A full-scale demonstrator of what is claimed to be the first tidal-stream energy device for estuaries is undergoing final testing before deployment next month.

The Neptune Proteus NP1000, from East Yorkshire-based Neptune Renewable Energy, was transferred by sea from Wear Dock in Sunderland and is now moored in William Wright Dock in Hull, where it is being fitted for deployment in the Humber Estuary.

When in place, it is anticipated that the Neptune Proteus NP1000 will be able to generate at least 1,000MWh/year. The company stated that this would be enough to power 1,000 homes.

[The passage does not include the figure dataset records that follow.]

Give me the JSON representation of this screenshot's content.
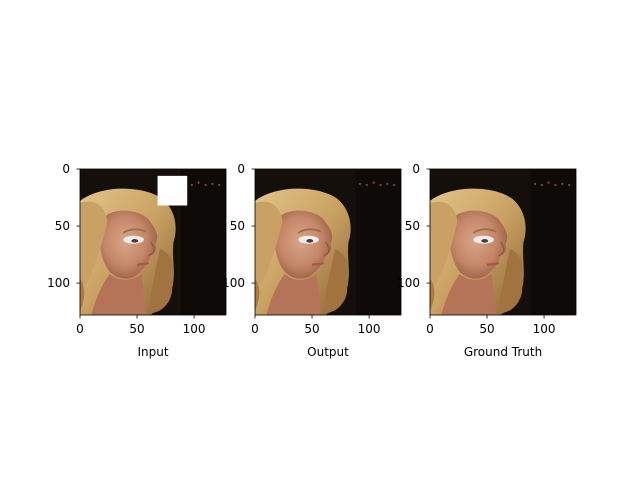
{
  "chart_data": [
    {
      "type": "image",
      "xlabel": "Input",
      "xlim": [
        0,
        128
      ],
      "ylim": [
        128,
        0
      ],
      "xticks": [
        "0",
        "50",
        "100"
      ],
      "yticks": [
        "0",
        "50",
        "100"
      ],
      "mask": {
        "x": [
          68,
          94
        ],
        "y": [
          6,
          32
        ]
      }
    },
    {
      "type": "image",
      "xlabel": "Output",
      "xlim": [
        0,
        128
      ],
      "ylim": [
        128,
        0
      ],
      "xticks": [
        "0",
        "50",
        "100"
      ],
      "yticks": [
        "0",
        "50",
        "100"
      ]
    },
    {
      "type": "image",
      "xlabel": "Ground Truth",
      "xlim": [
        0,
        128
      ],
      "ylim": [
        128,
        0
      ],
      "xticks": [
        "0",
        "50",
        "100"
      ],
      "yticks": [
        "0",
        "50",
        "100"
      ]
    }
  ]
}
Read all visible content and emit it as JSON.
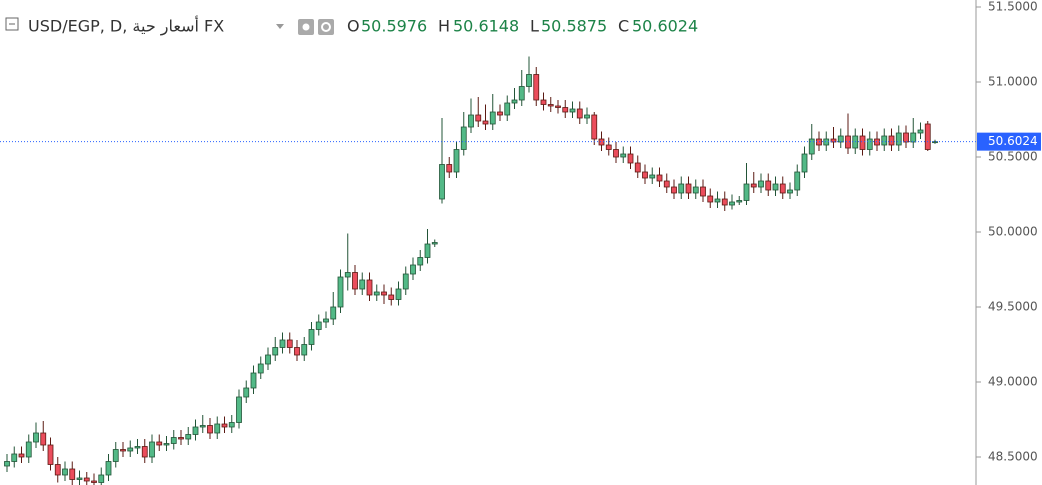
{
  "chart_data": {
    "type": "candlestick",
    "title": "USD/EGP, D, أسعار حية FX",
    "ohlc_labels": [
      "O",
      "H",
      "L",
      "C"
    ],
    "up_color": "#53b987",
    "up_border": "#225437",
    "down_color": "#eb4d5c",
    "down_border": "#5b1a13",
    "price_line_color": "#2962ff",
    "ylim": [
      48.3133,
      51.5467
    ],
    "yticks": [
      {
        "value": 48.5,
        "label": "48.5000"
      },
      {
        "value": 49.0,
        "label": "49.0000"
      },
      {
        "value": 49.5,
        "label": "49.5000"
      },
      {
        "value": 50.0,
        "label": "50.0000"
      },
      {
        "value": 50.5,
        "label": "50.5000"
      },
      {
        "value": 51.0,
        "label": "51.0000"
      },
      {
        "value": 51.5,
        "label": "51.5000"
      }
    ],
    "open": [
      48.44,
      48.47,
      48.52,
      48.5,
      48.6,
      48.66,
      48.58,
      48.45,
      48.38,
      48.42,
      48.35,
      48.36,
      48.34,
      48.33,
      48.38,
      48.47,
      48.55,
      48.54,
      48.56,
      48.57,
      48.5,
      48.6,
      48.58,
      48.59,
      48.63,
      48.62,
      48.65,
      48.7,
      48.71,
      48.66,
      48.72,
      48.7,
      48.73,
      48.9,
      48.96,
      49.06,
      49.12,
      49.18,
      49.23,
      49.28,
      49.23,
      49.18,
      49.25,
      49.35,
      49.4,
      49.42,
      49.5,
      49.7,
      49.73,
      49.62,
      49.68,
      49.58,
      49.6,
      49.58,
      49.55,
      49.62,
      49.72,
      49.78,
      49.83,
      49.92,
      50.22,
      50.45,
      50.4,
      50.55,
      50.7,
      50.78,
      50.74,
      50.72,
      50.8,
      50.78,
      50.86,
      50.88,
      50.97,
      51.05,
      50.88,
      50.85,
      50.84,
      50.83,
      50.8,
      50.82,
      50.76,
      50.78,
      50.62,
      50.58,
      50.55,
      50.5,
      50.52,
      50.46,
      50.4,
      50.36,
      50.38,
      50.34,
      50.3,
      50.26,
      50.32,
      50.26,
      50.3,
      50.24,
      50.2,
      50.22,
      50.18,
      50.2,
      50.21,
      50.32,
      50.3,
      50.34,
      50.28,
      50.32,
      50.26,
      50.28,
      50.4,
      50.52,
      50.62,
      50.58,
      50.62,
      50.6,
      50.64,
      50.56,
      50.64,
      50.55,
      50.62,
      50.58,
      50.64,
      50.58,
      50.66,
      50.6,
      50.66,
      50.72,
      50.5976
    ],
    "high": [
      48.52,
      48.57,
      48.57,
      48.65,
      48.73,
      48.74,
      48.63,
      48.5,
      48.47,
      48.47,
      48.41,
      48.4,
      48.39,
      48.43,
      48.52,
      48.6,
      48.6,
      48.61,
      48.62,
      48.62,
      48.65,
      48.65,
      48.64,
      48.68,
      48.68,
      48.7,
      48.75,
      48.78,
      48.76,
      48.77,
      48.77,
      48.78,
      48.95,
      49.01,
      49.11,
      49.17,
      49.23,
      49.3,
      49.33,
      49.33,
      49.28,
      49.3,
      49.4,
      49.45,
      49.47,
      49.6,
      49.75,
      49.99,
      49.78,
      49.73,
      49.73,
      49.65,
      49.65,
      49.63,
      49.67,
      49.77,
      49.83,
      49.88,
      50.02,
      49.95,
      50.76,
      50.5,
      50.6,
      50.8,
      50.89,
      50.9,
      50.85,
      50.92,
      50.85,
      50.91,
      50.96,
      51.08,
      51.17,
      51.1,
      50.93,
      50.9,
      50.88,
      50.88,
      50.87,
      50.87,
      50.83,
      50.8,
      50.67,
      50.63,
      50.6,
      50.57,
      50.57,
      50.51,
      50.45,
      50.43,
      50.43,
      50.39,
      50.35,
      50.37,
      50.37,
      50.35,
      50.35,
      50.29,
      50.27,
      50.27,
      50.25,
      50.24,
      50.46,
      50.4,
      50.39,
      50.39,
      50.37,
      50.37,
      50.33,
      50.45,
      50.57,
      50.72,
      50.67,
      50.67,
      50.7,
      50.69,
      50.79,
      50.69,
      50.69,
      50.67,
      50.67,
      50.69,
      50.69,
      50.71,
      50.71,
      50.76,
      50.73,
      50.74,
      50.6148
    ],
    "low": [
      48.4,
      48.43,
      48.46,
      48.46,
      48.56,
      48.54,
      48.41,
      48.33,
      48.34,
      48.31,
      48.31,
      48.3,
      48.3,
      48.3,
      48.34,
      48.43,
      48.5,
      48.5,
      48.52,
      48.46,
      48.46,
      48.54,
      48.54,
      48.55,
      48.58,
      48.58,
      48.61,
      48.66,
      48.62,
      48.62,
      48.66,
      48.66,
      48.69,
      48.86,
      48.92,
      49.02,
      49.08,
      49.14,
      49.19,
      49.19,
      49.14,
      49.14,
      49.21,
      49.31,
      49.36,
      49.38,
      49.46,
      49.61,
      49.58,
      49.58,
      49.54,
      49.54,
      49.52,
      49.51,
      49.51,
      49.58,
      49.68,
      49.74,
      49.79,
      49.9,
      50.19,
      50.36,
      50.36,
      50.51,
      50.66,
      50.7,
      50.68,
      50.68,
      50.74,
      50.74,
      50.82,
      50.84,
      50.93,
      50.84,
      50.81,
      50.8,
      50.79,
      50.76,
      50.76,
      50.72,
      50.72,
      50.58,
      50.54,
      50.51,
      50.46,
      50.46,
      50.42,
      50.36,
      50.32,
      50.32,
      50.3,
      50.26,
      50.22,
      50.22,
      50.22,
      50.22,
      50.2,
      50.16,
      50.16,
      50.14,
      50.15,
      50.18,
      50.18,
      50.26,
      50.26,
      50.24,
      50.24,
      50.22,
      50.22,
      50.24,
      50.36,
      50.48,
      50.54,
      50.54,
      50.56,
      50.56,
      50.52,
      50.52,
      50.51,
      50.51,
      50.54,
      50.54,
      50.54,
      50.54,
      50.56,
      50.56,
      50.62,
      50.54,
      50.5875
    ],
    "close": [
      48.47,
      48.52,
      48.5,
      48.6,
      48.66,
      48.58,
      48.45,
      48.38,
      48.42,
      48.35,
      48.36,
      48.34,
      48.33,
      48.38,
      48.47,
      48.55,
      48.54,
      48.56,
      48.57,
      48.5,
      48.6,
      48.58,
      48.59,
      48.63,
      48.62,
      48.65,
      48.7,
      48.71,
      48.66,
      48.72,
      48.7,
      48.73,
      48.9,
      48.96,
      49.06,
      49.12,
      49.18,
      49.23,
      49.28,
      49.23,
      49.18,
      49.25,
      49.35,
      49.4,
      49.42,
      49.5,
      49.7,
      49.73,
      49.62,
      49.68,
      49.58,
      49.6,
      49.58,
      49.55,
      49.62,
      49.72,
      49.78,
      49.83,
      49.92,
      49.93,
      50.45,
      50.4,
      50.55,
      50.7,
      50.78,
      50.74,
      50.72,
      50.8,
      50.78,
      50.86,
      50.88,
      50.97,
      51.05,
      50.88,
      50.85,
      50.84,
      50.83,
      50.8,
      50.82,
      50.76,
      50.78,
      50.62,
      50.58,
      50.55,
      50.5,
      50.52,
      50.46,
      50.4,
      50.36,
      50.38,
      50.34,
      50.3,
      50.26,
      50.32,
      50.26,
      50.3,
      50.24,
      50.2,
      50.22,
      50.18,
      50.2,
      50.21,
      50.32,
      50.3,
      50.34,
      50.28,
      50.32,
      50.26,
      50.28,
      50.4,
      50.52,
      50.62,
      50.58,
      50.62,
      50.6,
      50.64,
      50.56,
      50.64,
      50.55,
      50.62,
      50.58,
      50.64,
      50.58,
      50.66,
      50.6,
      50.66,
      50.68,
      50.55,
      50.6024
    ]
  }
}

Jack Hardisty, technical director of Neptune, told The Engineer in January that, once fully commercialised, there will no devices like it on the market.

‘We are not aware of any other device designed to capture the shallow-water resource,’ he said.

Weighing more than 150 tonnes and stretching to 20 metres long, with a beam of 14 metres, the Proteus NP1000 consists of a steel hull, a vertically mounted turbine and buoyancy chambers.

Nigel Petrie, chairman of Neptune, stated: ‘The key advantages that we believe set the vertical-axis Proteus apart from alternative solutions includes the fact that, at this stage, we are not aware of any similar device that is designed to capture the shallow-water resource in estuarine sites at significantly lower capital, and operation and maintenance costs.